Stewart Island tour operators furious over council plans

For nearly a decade, Stewart Island/Rakiura has benefited from a system of visitor fees to keep the tourist infrastructure in top condition.

But Southland District Council wants to triple the fees tourists pay to fund other services, infuriating locals and tour operators.

Bill Moffatt of the Stewart Islands is one of them.

“Totally disagree with that. It’s just way too much.”

The tax was first introduced in 2013 and charged non-residents over 18 $5 to visit the island.

It has racked up approximately $1.3 million to date for visitor-related infrastructure.

But after an attempt to raise the charge in 2018, the council came back with a report which found the current charge is “unlikely to be sufficient to fund the future costs of visitor-related activities”.

So the board wants to increase the charge to $15.

But some of those who rely on tourism say it’s overkill.

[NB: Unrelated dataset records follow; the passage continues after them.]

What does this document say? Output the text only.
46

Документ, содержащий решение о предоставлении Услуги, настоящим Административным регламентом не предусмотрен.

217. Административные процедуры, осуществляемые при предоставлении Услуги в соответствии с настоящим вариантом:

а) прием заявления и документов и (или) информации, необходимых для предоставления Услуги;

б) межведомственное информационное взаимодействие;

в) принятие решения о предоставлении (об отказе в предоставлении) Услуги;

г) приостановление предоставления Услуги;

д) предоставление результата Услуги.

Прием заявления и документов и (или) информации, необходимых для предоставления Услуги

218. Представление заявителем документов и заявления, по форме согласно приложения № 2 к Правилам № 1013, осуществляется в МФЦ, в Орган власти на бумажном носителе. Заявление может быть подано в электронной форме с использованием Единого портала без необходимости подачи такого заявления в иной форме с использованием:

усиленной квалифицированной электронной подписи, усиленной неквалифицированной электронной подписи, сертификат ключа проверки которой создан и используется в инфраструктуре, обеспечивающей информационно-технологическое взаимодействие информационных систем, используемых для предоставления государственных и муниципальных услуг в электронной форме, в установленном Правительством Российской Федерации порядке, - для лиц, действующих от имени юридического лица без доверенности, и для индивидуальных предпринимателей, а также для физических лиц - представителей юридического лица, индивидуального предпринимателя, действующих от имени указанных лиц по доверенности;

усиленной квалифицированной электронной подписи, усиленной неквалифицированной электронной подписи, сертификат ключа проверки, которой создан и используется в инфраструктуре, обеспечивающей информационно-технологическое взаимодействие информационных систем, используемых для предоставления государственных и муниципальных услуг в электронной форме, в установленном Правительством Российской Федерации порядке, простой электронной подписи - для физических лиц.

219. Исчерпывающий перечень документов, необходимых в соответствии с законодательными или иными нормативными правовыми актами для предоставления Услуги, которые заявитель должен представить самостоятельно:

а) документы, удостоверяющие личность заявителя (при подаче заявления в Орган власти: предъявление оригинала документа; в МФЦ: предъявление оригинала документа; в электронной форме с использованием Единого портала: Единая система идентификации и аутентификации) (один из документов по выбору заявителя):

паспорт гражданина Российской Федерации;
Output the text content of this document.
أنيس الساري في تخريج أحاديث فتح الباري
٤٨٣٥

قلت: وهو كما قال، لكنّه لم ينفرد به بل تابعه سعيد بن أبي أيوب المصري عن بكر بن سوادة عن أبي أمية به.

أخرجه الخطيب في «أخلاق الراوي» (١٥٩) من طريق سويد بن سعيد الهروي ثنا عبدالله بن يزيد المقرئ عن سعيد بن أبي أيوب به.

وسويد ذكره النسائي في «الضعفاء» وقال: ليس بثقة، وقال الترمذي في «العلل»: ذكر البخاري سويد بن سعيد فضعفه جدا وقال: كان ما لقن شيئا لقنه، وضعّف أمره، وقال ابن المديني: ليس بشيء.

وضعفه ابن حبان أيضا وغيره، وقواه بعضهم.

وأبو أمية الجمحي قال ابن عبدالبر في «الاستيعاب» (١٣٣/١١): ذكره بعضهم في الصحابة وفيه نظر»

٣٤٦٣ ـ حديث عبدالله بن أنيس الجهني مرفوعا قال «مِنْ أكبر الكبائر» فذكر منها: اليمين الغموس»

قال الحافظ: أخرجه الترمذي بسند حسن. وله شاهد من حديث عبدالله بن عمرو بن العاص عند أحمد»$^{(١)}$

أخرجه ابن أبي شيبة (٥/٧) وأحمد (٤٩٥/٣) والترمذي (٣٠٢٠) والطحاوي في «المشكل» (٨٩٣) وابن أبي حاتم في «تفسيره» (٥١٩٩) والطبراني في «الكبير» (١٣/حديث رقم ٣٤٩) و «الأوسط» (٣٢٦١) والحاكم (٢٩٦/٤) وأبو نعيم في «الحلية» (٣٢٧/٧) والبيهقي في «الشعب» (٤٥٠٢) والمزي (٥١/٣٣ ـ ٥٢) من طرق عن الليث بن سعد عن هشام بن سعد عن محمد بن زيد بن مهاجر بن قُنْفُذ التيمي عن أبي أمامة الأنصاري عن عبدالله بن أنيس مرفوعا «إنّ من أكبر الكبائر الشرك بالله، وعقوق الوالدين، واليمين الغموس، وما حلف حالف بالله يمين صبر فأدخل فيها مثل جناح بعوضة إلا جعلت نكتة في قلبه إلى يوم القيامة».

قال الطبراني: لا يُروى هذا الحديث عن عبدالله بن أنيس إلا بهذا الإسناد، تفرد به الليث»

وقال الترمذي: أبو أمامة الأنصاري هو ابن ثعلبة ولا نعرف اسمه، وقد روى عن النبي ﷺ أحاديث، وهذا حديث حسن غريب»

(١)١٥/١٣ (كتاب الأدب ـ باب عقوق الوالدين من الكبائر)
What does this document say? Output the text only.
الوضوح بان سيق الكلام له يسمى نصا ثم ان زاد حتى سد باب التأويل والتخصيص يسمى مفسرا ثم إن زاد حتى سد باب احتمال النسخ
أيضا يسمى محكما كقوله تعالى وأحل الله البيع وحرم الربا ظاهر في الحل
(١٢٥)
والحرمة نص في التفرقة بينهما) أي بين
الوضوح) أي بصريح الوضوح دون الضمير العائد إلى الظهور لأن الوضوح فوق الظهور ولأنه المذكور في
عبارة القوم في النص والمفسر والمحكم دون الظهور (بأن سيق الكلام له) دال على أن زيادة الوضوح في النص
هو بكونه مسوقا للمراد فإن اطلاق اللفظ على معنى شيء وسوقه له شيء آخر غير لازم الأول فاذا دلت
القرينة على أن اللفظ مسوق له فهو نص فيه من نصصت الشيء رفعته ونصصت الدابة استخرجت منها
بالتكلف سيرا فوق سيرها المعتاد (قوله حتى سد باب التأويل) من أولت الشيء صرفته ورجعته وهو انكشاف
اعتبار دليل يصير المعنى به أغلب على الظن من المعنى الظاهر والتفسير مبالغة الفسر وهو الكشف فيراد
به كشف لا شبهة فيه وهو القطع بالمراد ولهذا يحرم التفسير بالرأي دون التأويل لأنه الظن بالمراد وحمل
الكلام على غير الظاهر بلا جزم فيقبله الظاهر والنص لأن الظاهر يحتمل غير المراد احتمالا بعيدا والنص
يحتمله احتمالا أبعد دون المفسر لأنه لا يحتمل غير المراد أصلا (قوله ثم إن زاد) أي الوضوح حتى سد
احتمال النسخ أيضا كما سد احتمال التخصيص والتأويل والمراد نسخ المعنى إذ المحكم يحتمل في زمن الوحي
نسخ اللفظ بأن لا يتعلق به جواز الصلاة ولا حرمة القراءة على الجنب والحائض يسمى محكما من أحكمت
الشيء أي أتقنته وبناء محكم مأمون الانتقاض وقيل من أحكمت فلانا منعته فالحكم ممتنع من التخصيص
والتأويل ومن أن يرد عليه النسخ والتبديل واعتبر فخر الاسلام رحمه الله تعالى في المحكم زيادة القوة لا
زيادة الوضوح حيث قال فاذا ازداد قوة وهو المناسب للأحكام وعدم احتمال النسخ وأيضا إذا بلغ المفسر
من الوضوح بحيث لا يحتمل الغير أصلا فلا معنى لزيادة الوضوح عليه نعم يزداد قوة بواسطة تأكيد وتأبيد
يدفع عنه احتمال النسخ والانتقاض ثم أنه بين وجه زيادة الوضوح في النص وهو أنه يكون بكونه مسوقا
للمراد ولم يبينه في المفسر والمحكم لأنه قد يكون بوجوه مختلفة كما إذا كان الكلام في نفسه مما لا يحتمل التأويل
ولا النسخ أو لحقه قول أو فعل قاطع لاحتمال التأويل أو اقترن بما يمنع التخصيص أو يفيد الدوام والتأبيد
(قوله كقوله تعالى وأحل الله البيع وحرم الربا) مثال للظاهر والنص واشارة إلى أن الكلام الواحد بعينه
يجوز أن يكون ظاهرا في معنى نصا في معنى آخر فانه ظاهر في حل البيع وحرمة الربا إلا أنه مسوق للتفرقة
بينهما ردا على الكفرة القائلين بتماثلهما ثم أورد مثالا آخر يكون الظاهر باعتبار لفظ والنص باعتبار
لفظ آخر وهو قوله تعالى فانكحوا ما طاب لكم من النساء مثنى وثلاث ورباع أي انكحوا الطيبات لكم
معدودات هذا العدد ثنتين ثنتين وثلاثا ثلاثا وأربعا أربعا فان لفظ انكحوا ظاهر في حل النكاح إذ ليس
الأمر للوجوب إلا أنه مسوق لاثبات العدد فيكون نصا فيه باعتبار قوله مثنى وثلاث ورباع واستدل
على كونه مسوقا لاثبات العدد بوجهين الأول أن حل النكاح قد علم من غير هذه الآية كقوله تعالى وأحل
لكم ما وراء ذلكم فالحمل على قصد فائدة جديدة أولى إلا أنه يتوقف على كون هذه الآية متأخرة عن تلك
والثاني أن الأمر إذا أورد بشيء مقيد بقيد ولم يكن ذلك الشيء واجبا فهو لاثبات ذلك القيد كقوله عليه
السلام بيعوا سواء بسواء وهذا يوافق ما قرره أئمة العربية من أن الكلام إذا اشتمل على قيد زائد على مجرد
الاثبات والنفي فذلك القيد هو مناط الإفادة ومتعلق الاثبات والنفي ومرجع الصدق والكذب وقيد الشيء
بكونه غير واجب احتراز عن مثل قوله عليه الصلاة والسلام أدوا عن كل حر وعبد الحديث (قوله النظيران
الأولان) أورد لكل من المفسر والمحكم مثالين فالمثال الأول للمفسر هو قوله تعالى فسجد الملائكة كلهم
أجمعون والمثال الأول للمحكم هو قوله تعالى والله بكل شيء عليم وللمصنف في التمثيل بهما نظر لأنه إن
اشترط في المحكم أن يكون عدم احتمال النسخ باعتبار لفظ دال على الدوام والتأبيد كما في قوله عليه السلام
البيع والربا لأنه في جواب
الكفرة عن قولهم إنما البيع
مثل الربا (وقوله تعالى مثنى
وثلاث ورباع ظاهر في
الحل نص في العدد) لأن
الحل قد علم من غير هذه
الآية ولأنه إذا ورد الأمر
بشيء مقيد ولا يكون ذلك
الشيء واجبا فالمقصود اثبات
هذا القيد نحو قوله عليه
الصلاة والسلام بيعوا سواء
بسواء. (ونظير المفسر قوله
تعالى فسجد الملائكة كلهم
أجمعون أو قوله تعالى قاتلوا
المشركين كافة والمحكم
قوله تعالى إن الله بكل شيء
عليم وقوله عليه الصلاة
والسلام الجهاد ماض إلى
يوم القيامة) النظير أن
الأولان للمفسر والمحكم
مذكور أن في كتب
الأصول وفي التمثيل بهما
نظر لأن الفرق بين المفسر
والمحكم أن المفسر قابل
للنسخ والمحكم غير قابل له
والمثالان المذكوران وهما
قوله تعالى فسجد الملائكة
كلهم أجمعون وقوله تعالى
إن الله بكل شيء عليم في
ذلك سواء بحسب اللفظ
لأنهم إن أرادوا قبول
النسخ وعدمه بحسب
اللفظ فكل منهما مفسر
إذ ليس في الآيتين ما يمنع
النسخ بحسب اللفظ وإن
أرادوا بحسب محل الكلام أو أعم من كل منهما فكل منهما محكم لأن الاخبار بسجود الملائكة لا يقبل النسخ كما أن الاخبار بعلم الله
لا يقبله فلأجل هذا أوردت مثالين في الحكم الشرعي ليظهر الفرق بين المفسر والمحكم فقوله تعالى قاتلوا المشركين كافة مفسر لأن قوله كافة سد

Moffatt said: “Stewart Island is an expensive destination to go to now. Raising it an extra $10 is just going to deter more people from going, so fewer visitors to the island, less revenue… for businesses on the island.”

Four hundred people live in Rakiura and around 100 times that number visit each year, putting a strain on basic services, such as sewage, storm water and electricity.

Southland District Council spokeswoman Karen Purdue said: ‘If we don’t get funding from places like the visitor tax, a lot of that will go to our taxpayers, and we think that’s is an unnecessary burden.”

She said ‘the council’s position is that visitors should pay their share’.

But Island District Councilor Jon Spraggon disagrees.

‘For us it’s a double draw because we’ve already paid a rate on it, any work on the sewage system or toilets should come from the rate not the charge.’

Others think it’s not fair for tourists, including internationals.

Aaron Joy, president of Stewart Island Promotions and owner of Stewart Island Backpackers, said: “They get cut when they come into the country and the next time they come here and get cut again, so you have to be very careful.”

Visitors 1News spoke to did not object to an increase.

“For what you get and the value you get on the island, it’s fantastic, fantastic value for money,” one said.

Others said “$15 isn’t prohibitively expensive.”

“You would pay that in parking fees in Auckland!”

Maintaining the balance of a dilemma to make our third largest island hum.

The public consultation ends on April 1.